Trawling through various blogs brought me upon this gem from Matt Yglesias. In a piece entitled “If the Internet is Deflationary, Where is the Looser Money?” he responds to another piece on the deflationary aspect of internet companies.  Unfortunately, he gets quite a bit wrong.

The title itself contains an implication that is just wrong. The implication being that price deflation is such a bad thing that any instance of it requires a knee jerk flood of money to counterbalance it.  That there isn’t such an injection of money leads him to question the idea that the internet is deflationary, or such is the implication. The reality is that advances in efficiency lead to falling prices, and that should be embraced. A falling price level is the mechanism by which increases in productivity are spread to the masses. It’s unquestionably a good thing for an economy.

Yet Yglesias continues with the scorn for the deflationary result of the internet:

Generally new technologies make things cheaper. And yet, if the overall price level were consistently falling that would be a problem for people. Which is exactly why monetary policymakers normally succeed in maintaining a rising price level even in the face of improving technology.

Consistently falling prices would not be a problem for most people. At all. It’s a stunning conclusion he makes here, yet it’s as oft repeated statement in the economics world. All of us would rejoice if our living costs fell 10 or 20 percent every year. And in consistently productive economies, they do. In the consistently productive internet, or entire technology sector for that matter, it does. Yet internet and technology businesses have no problems making a profit, which is the main rebuttal to the argument I’m making here. This is because, when it comes to making a profit, absolute prices are not what is important, but the price differential between costs and the sale price. In a falling price scenario, your sale price may be lower, but so will your costs. Productivity reduces unit costs, and through increased volume (another way of saying more people in society have access to your product), profits are still had. Policymakers are beholden to terrible economic theories, which is why maintaining a rising price ‘in the face of improving technology’ (as if improving technology is an obstacle) is seen as a success. According to Yglesias, this obstacle of improving technology has left us

… on this slow and steady disinflationary march. Some of that may be attributable to the Internet in the sense that technological change does tend to drive the price level down. But at the end of the day the course of the price level is in the hands of policymakers, and the steady disinflation is a policy choice.

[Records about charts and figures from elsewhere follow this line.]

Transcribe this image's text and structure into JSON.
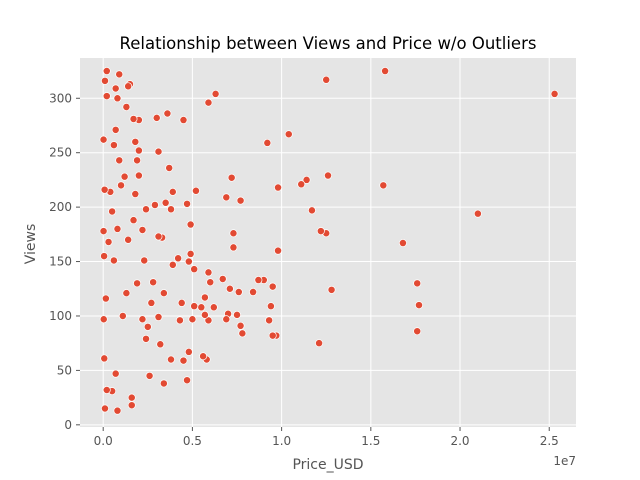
{
  "chart_data": {
    "type": "scatter",
    "title": "Relationship between Views and Price w/o Outliers",
    "xlabel": "Price_USD",
    "ylabel": "Views",
    "x_scale_label": "1e7",
    "xlim": [
      -1300000,
      26500000
    ],
    "ylim": [
      -2,
      337
    ],
    "x_ticks": [
      0,
      5000000,
      10000000,
      15000000,
      20000000,
      25000000
    ],
    "x_tick_labels": [
      "0.0",
      "0.5",
      "1.0",
      "1.5",
      "2.0",
      "2.5"
    ],
    "y_ticks": [
      0,
      50,
      100,
      150,
      200,
      250,
      300
    ],
    "y_tick_labels": [
      "0",
      "50",
      "100",
      "150",
      "200",
      "250",
      "300"
    ],
    "grid": true,
    "style": "ggplot",
    "colors": {
      "background": "#E5E5E5",
      "grid": "#FFFFFF",
      "point": "#E24A33",
      "point_edge": "#FFFFFF"
    },
    "series": [
      {
        "points": [
          [
            25300000,
            304
          ],
          [
            21000000,
            194
          ],
          [
            17700000,
            110
          ],
          [
            17600000,
            130
          ],
          [
            17600000,
            86
          ],
          [
            16800000,
            167
          ],
          [
            15800000,
            325
          ],
          [
            15700000,
            220
          ],
          [
            12800000,
            124
          ],
          [
            12600000,
            229
          ],
          [
            12500000,
            317
          ],
          [
            12500000,
            176
          ],
          [
            12200000,
            178
          ],
          [
            12100000,
            75
          ],
          [
            11700000,
            197
          ],
          [
            11400000,
            225
          ],
          [
            11100000,
            221
          ],
          [
            10400000,
            267
          ],
          [
            9800000,
            218
          ],
          [
            9800000,
            160
          ],
          [
            9700000,
            82
          ],
          [
            9500000,
            82
          ],
          [
            9500000,
            127
          ],
          [
            9400000,
            109
          ],
          [
            9300000,
            96
          ],
          [
            9200000,
            259
          ],
          [
            9000000,
            133
          ],
          [
            8700000,
            133
          ],
          [
            8400000,
            122
          ],
          [
            7800000,
            84
          ],
          [
            7700000,
            91
          ],
          [
            7700000,
            206
          ],
          [
            7600000,
            122
          ],
          [
            7500000,
            101
          ],
          [
            7300000,
            176
          ],
          [
            7300000,
            163
          ],
          [
            7200000,
            227
          ],
          [
            7100000,
            125
          ],
          [
            7000000,
            102
          ],
          [
            6900000,
            97
          ],
          [
            6900000,
            209
          ],
          [
            6700000,
            134
          ],
          [
            6300000,
            304
          ],
          [
            6200000,
            108
          ],
          [
            6000000,
            131
          ],
          [
            5900000,
            96
          ],
          [
            5900000,
            296
          ],
          [
            5900000,
            140
          ],
          [
            5800000,
            60
          ],
          [
            5700000,
            101
          ],
          [
            5700000,
            117
          ],
          [
            5600000,
            63
          ],
          [
            5500000,
            108
          ],
          [
            5200000,
            215
          ],
          [
            5100000,
            143
          ],
          [
            5100000,
            109
          ],
          [
            5000000,
            97
          ],
          [
            4900000,
            157
          ],
          [
            4900000,
            184
          ],
          [
            4800000,
            150
          ],
          [
            4800000,
            67
          ],
          [
            4700000,
            41
          ],
          [
            4700000,
            203
          ],
          [
            4500000,
            59
          ],
          [
            4500000,
            280
          ],
          [
            4400000,
            112
          ],
          [
            4300000,
            96
          ],
          [
            4200000,
            153
          ],
          [
            3900000,
            147
          ],
          [
            3900000,
            214
          ],
          [
            3800000,
            198
          ],
          [
            3800000,
            60
          ],
          [
            3700000,
            236
          ],
          [
            3600000,
            286
          ],
          [
            3500000,
            204
          ],
          [
            3400000,
            38
          ],
          [
            3400000,
            121
          ],
          [
            3300000,
            172
          ],
          [
            3200000,
            74
          ],
          [
            3100000,
            173
          ],
          [
            3100000,
            251
          ],
          [
            3100000,
            99
          ],
          [
            3000000,
            282
          ],
          [
            2900000,
            202
          ],
          [
            2800000,
            131
          ],
          [
            2700000,
            112
          ],
          [
            2600000,
            45
          ],
          [
            2500000,
            90
          ],
          [
            2400000,
            198
          ],
          [
            2400000,
            79
          ],
          [
            2300000,
            151
          ],
          [
            2200000,
            179
          ],
          [
            2200000,
            97
          ],
          [
            2000000,
            229
          ],
          [
            2000000,
            280
          ],
          [
            2000000,
            252
          ],
          [
            1900000,
            243
          ],
          [
            1900000,
            130
          ],
          [
            1800000,
            212
          ],
          [
            1800000,
            260
          ],
          [
            1700000,
            281
          ],
          [
            1700000,
            188
          ],
          [
            1600000,
            25
          ],
          [
            1600000,
            18
          ],
          [
            1500000,
            313
          ],
          [
            1400000,
            311
          ],
          [
            1400000,
            170
          ],
          [
            1300000,
            292
          ],
          [
            1300000,
            121
          ],
          [
            1200000,
            228
          ],
          [
            1100000,
            100
          ],
          [
            1000000,
            220
          ],
          [
            900000,
            322
          ],
          [
            900000,
            243
          ],
          [
            800000,
            300
          ],
          [
            800000,
            13
          ],
          [
            800000,
            180
          ],
          [
            700000,
            309
          ],
          [
            700000,
            271
          ],
          [
            700000,
            47
          ],
          [
            600000,
            257
          ],
          [
            600000,
            151
          ],
          [
            500000,
            31
          ],
          [
            500000,
            196
          ],
          [
            400000,
            214
          ],
          [
            300000,
            168
          ],
          [
            200000,
            325
          ],
          [
            200000,
            302
          ],
          [
            200000,
            32
          ],
          [
            150000,
            116
          ],
          [
            100000,
            316
          ],
          [
            100000,
            15
          ],
          [
            80000,
            216
          ],
          [
            60000,
            61
          ],
          [
            50000,
            155
          ],
          [
            30000,
            97
          ],
          [
            20000,
            262
          ],
          [
            20000,
            178
          ]
        ]
      }
    ]
  }
}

And he’s correct, the price level has been a matter of policy choice. Similarly the statement that technological advancement drives down prices is correct. The problem is the positive connotation attached to the policymakers’ choice of counteracting the price declines. Had policymakers not driven up the cost of energy, housing, healthcare, education, food, etc, we very well may have seen a drop in the general price level. However, we have been robbed of the productivity gains in the internet and elsewhere by the actions of the policymakers. The internet and technology sector is virtually the only sector that performs in the manner a healthy economy should. That is, it’s virtually the only part of the economy that allows the productivity of the industry to spread to the masses via lower prices. It’s also one of the few parts of the economy with a low barrier to entry for new business and little in the way of unnecessary costs and regulations.  If you have a good idea, an internet connection and a laptop, its possible to start a viable business. Given that, it’s no surprise that this space is where most of the new jobs and businesses are coming from right now. And with respect to the economy as a whole, where little if any of those factors exist, it’s little wonder why this economy is where it is.